With the birth of my first child, my compass once more pointed to the East End. I found that I needed for my son to belong to both places, to know the feeling of having his sandy little feet in both seas. The waters of the Aegean are comparatively languid, composed of human-sized coves of pebbles and sand meeting shallow waters in endless shades of clear blues, without the drama of the bottle-green waves and implicit threat of the undertow. But I wanted to be his guide to Amagansett summers, too, to make sure that he would not grow up to look at the growling waves in trepidation and ask, in with undertones of fear and distaste, “You actually go in there?”
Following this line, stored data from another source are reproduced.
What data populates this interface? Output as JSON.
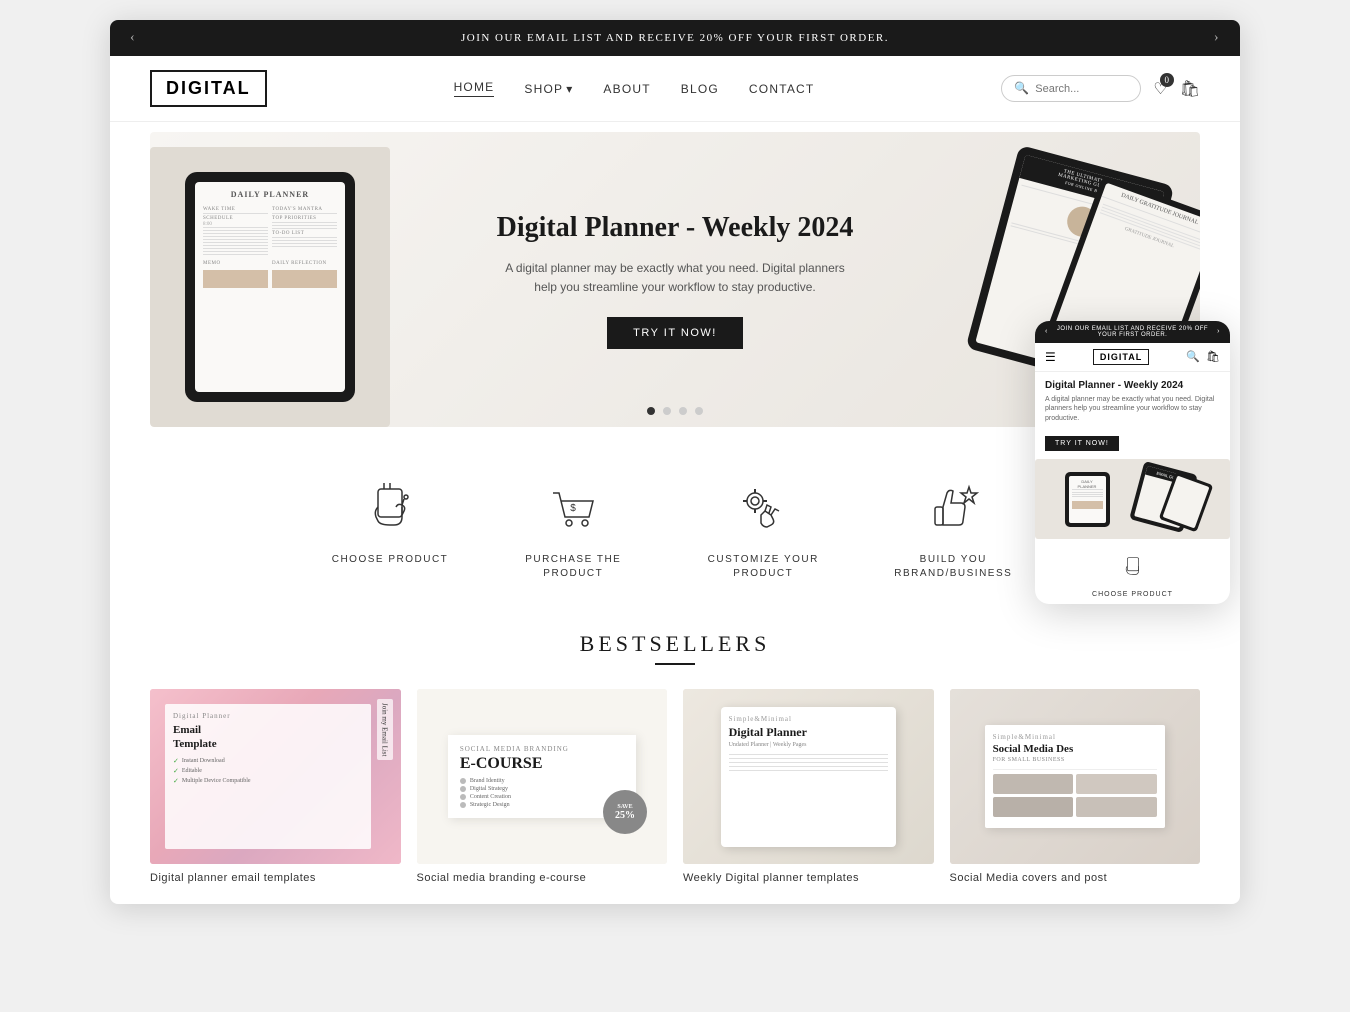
{
  "announcement": {
    "text": "JOIN OUR EMAIL LIST AND RECEIVE 20% OFF YOUR FIRST ORDER.",
    "prev_label": "‹",
    "next_label": "›"
  },
  "header": {
    "logo": "DIGITAL",
    "nav": [
      {
        "label": "HOME",
        "active": true
      },
      {
        "label": "SHOP",
        "has_dropdown": true
      },
      {
        "label": "ABOUT"
      },
      {
        "label": "BLOG"
      },
      {
        "label": "CONTACT"
      }
    ],
    "search_placeholder": "Search...",
    "wishlist_count": "0",
    "cart_label": "cart"
  },
  "hero": {
    "title": "Digital Planner - Weekly 2024",
    "description": "A digital planner may be exactly what you need. Digital planners help you streamline your workflow to stay productive.",
    "cta_label": "TRY IT NOW!",
    "dots": [
      {
        "active": true
      },
      {
        "active": false
      },
      {
        "active": false
      },
      {
        "active": false
      }
    ]
  },
  "steps": [
    {
      "label": "CHOOSE PRODUCT",
      "icon": "hand-pointer"
    },
    {
      "label": "PURCHASE THE PRODUCT",
      "icon": "shopping-cart-dollar"
    },
    {
      "label": "CUSTOMIZE YOUR PRODUCT",
      "icon": "gear-hand"
    },
    {
      "label": "BUILD YOU RBRAND/BUSINESS",
      "icon": "thumbs-up-star"
    }
  ],
  "bestsellers": {
    "title": "BESTSELLERS",
    "products": [
      {
        "name": "Digital planner email templates",
        "has_sale": true,
        "mock_type": "email-template"
      },
      {
        "name": "Social media branding e-course",
        "has_sale": false,
        "mock_type": "ecourse"
      },
      {
        "name": "Weekly Digital planner templates",
        "has_sale": true,
        "mock_type": "planner"
      },
      {
        "name": "Social Media covers and post",
        "has_sale": false,
        "mock_type": "social-media"
      }
    ]
  },
  "mobile_preview": {
    "announcement": "JOIN OUR EMAIL LIST AND RECEIVE 20% OFF YOUR FIRST ORDER.",
    "logo": "DIGITAL",
    "hero_title": "Digital Planner - Weekly 2024",
    "hero_desc": "A digital planner may be exactly what you need. Digital planners help you streamline your workflow to stay productive.",
    "cta_label": "TRY IT NOW!",
    "step_label": "CHOOSE PRODUCT"
  }
}
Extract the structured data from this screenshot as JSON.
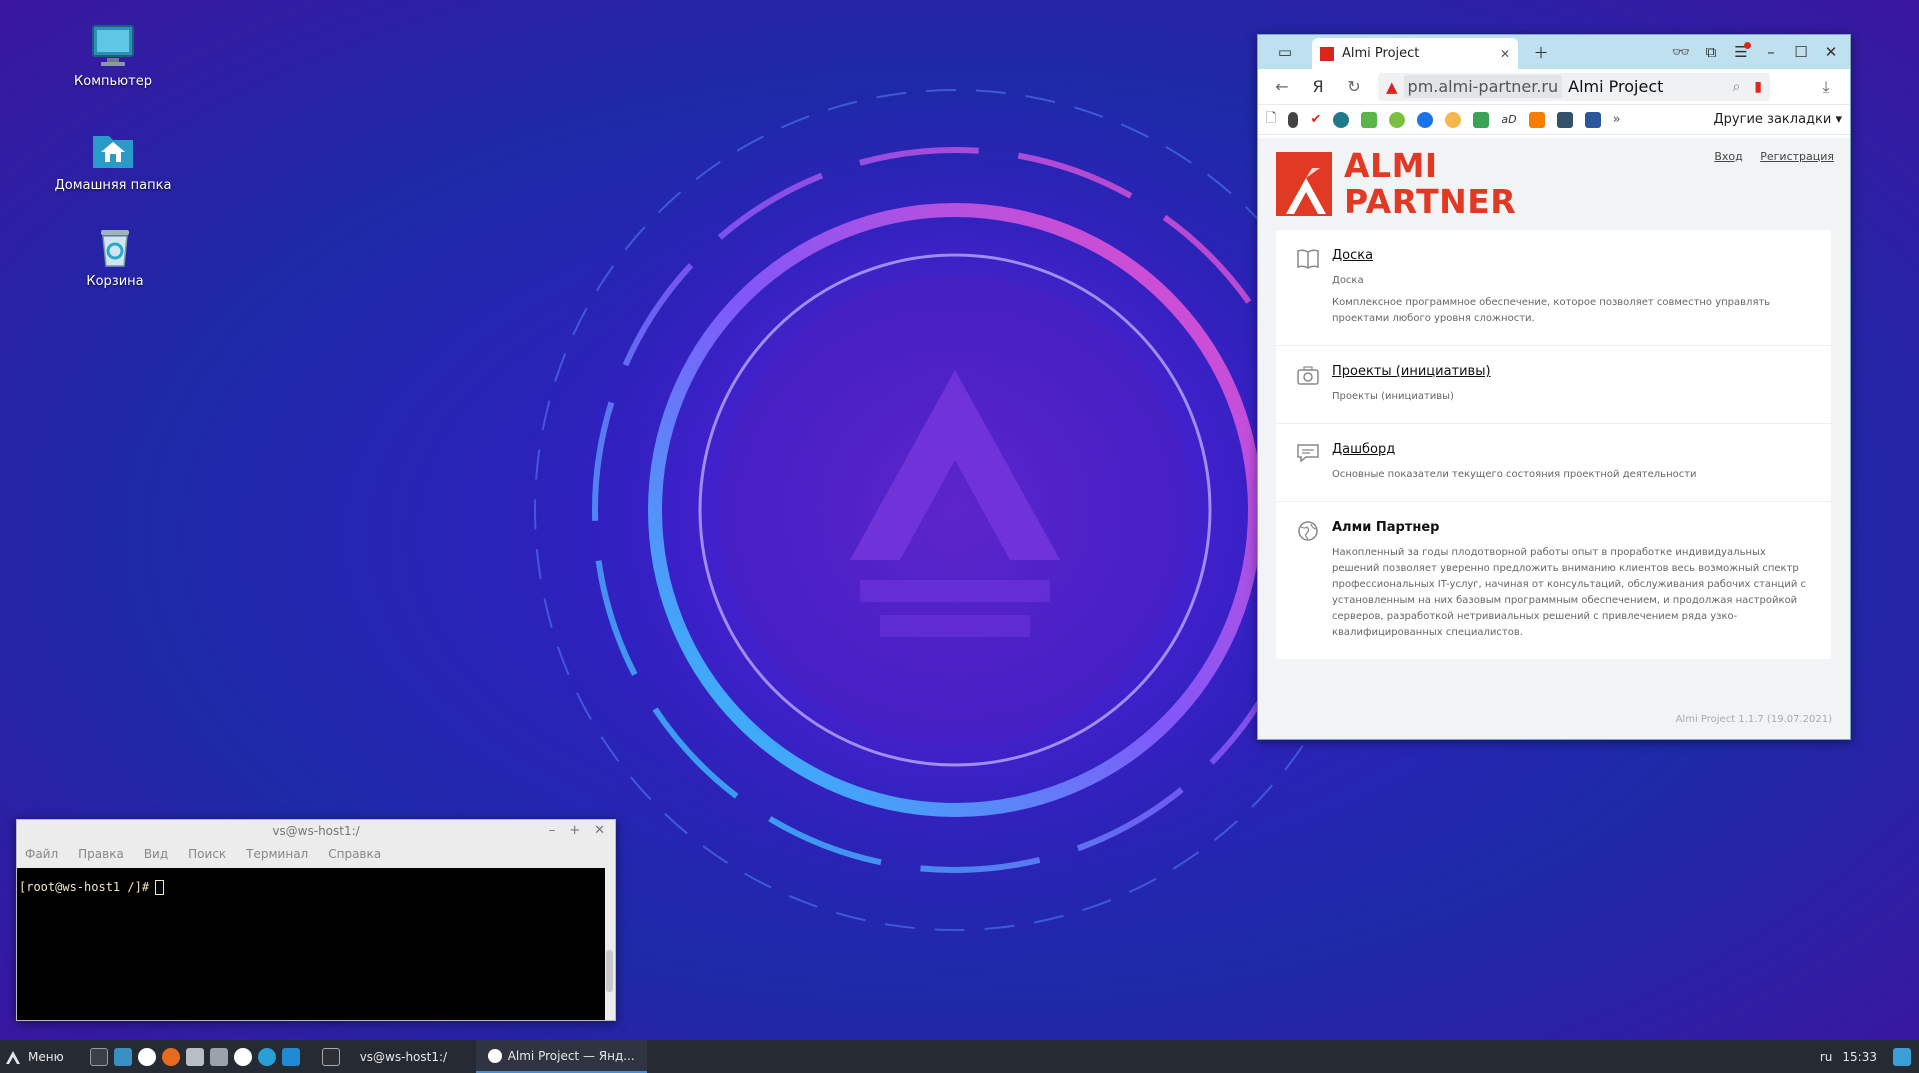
{
  "desktop": {
    "icons": [
      {
        "label": "Компьютер",
        "icon": "computer-icon"
      },
      {
        "label": "Домашняя папка",
        "icon": "home-folder-icon"
      },
      {
        "label": "Корзина",
        "icon": "trash-icon"
      }
    ]
  },
  "browser": {
    "tab": {
      "title": "Almi Project"
    },
    "address": {
      "host": "pm.almi-partner.ru",
      "title": "Almi Project"
    },
    "bookmarks_other": "Другие закладки",
    "page": {
      "logo_line1": "ALMI",
      "logo_line2": "PARTNER",
      "login": "Вход",
      "register": "Регистрация",
      "cards": [
        {
          "title": "Доска",
          "subtitle": "Доска",
          "description": "Комплексное программное обеспечение, которое позволяет совместно управлять проектами любого уровня сложности.",
          "icon": "book-icon"
        },
        {
          "title": "Проекты (инициативы)",
          "subtitle": "Проекты (инициативы)",
          "description": "",
          "icon": "camera-icon"
        },
        {
          "title": "Дашборд",
          "subtitle": "Основные показатели текущего состояния проектной деятельности",
          "description": "",
          "icon": "comment-icon"
        },
        {
          "title": "Алми Партнер",
          "subtitle": "",
          "description": "Накопленный за годы плодотворной работы опыт в проработке индивидуальных решений позволяет уверенно предложить вниманию клиентов весь возможный спектр профессиональных IT-услуг, начиная от консультаций, обслуживания рабочих станций с установленным на них базовым программным обеспечением, и продолжая настройкой серверов, разработкой нетривиальных решений с привлечением ряда узко-квалифицированных специалистов.",
          "icon": "globe-icon"
        }
      ],
      "version": "Almi Project 1.1.7 (19.07.2021)"
    }
  },
  "terminal": {
    "title": "vs@ws-host1:/",
    "menu": [
      "Файл",
      "Правка",
      "Вид",
      "Поиск",
      "Терминал",
      "Справка"
    ],
    "prompt": "[root@ws-host1 /]#"
  },
  "taskbar": {
    "menu_label": "Меню",
    "tasks": [
      {
        "label": "vs@ws-host1:/"
      },
      {
        "label": "Almi Project — Янд..."
      }
    ],
    "lang": "ru",
    "clock": "15:33"
  },
  "colors": {
    "brand_red": "#e03a24",
    "browser_chrome": "#bfe0ee",
    "taskbar": "#262a33"
  }
}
And I found that the effort to instill in him my love of this place rewarded me with a fresh joy and appreciation for its small, quiet, every day gifts. We fed the ducks on overcast days, stared in wonder at deer casually strolling along the road with their spindly-legged fawns, built endless sand castles, and collected perfect shells and pebbles and stinky horseshoe crab shells. We canoed off Louse Point, excitedly pointing out loons and scrawny-necked baby ospreys to each other. We ate hot dogs and ice cream cones and I hugged him as he shuddered in terrified delight at the booming fireworks on the Fourth of July. He competed with his cousins over miniature golf as fiercely as I had ever done with my siblings.
My second child was born after my parents had made Amagansett their permanent home. We continued to come for summers, but we also formed new connections as we visited for Christmases, enchanted by the sight of Town Pond under ice, the windmills decorated with lights. My childhood revelation that whole lives could be lived in these beautiful villages was confirmed in experience after spending one anxiety-filled March living in Amagansett and commuting to a local medical facility, consumed with worry over my child’s hearing. The wet, earthy promise of early spring is forever entwined in my memory with the other hopeful harbingers of that time.
Amagansett gradually became my only sure mooring in the U.S. Each year, the drive from the airport was enlivened by familiar landmarks and gossip over the changes that the intervening months had wrought. I watched and savored my children’s summer rituals and milestones – cheering the first triumphant solo boogie board ride, laughing at the first encounter with lobsters, taking pride in the first summer job in East Hampton.
In recent years, one of my most poignant memories was visiting the Montauk Lighthouse one Thanksgiving, my heart breaking over the beauty of its lights in the awareness that this would be the last time my father saw them. Its steadfast permanence in the blustery night was both comfort and a goading contrast to the fragility of our human presence.
My sons are now grown, navigating their own seas as I navigate a new phase in my own life. Each of us, for our own hearts’ reasons, has chosen to fix the East End on our personal compass. I no longer arrive as a transient vacationer, but as a traveler returning home. It is my safe harbor, rich in beauty and memories, to which I return with love.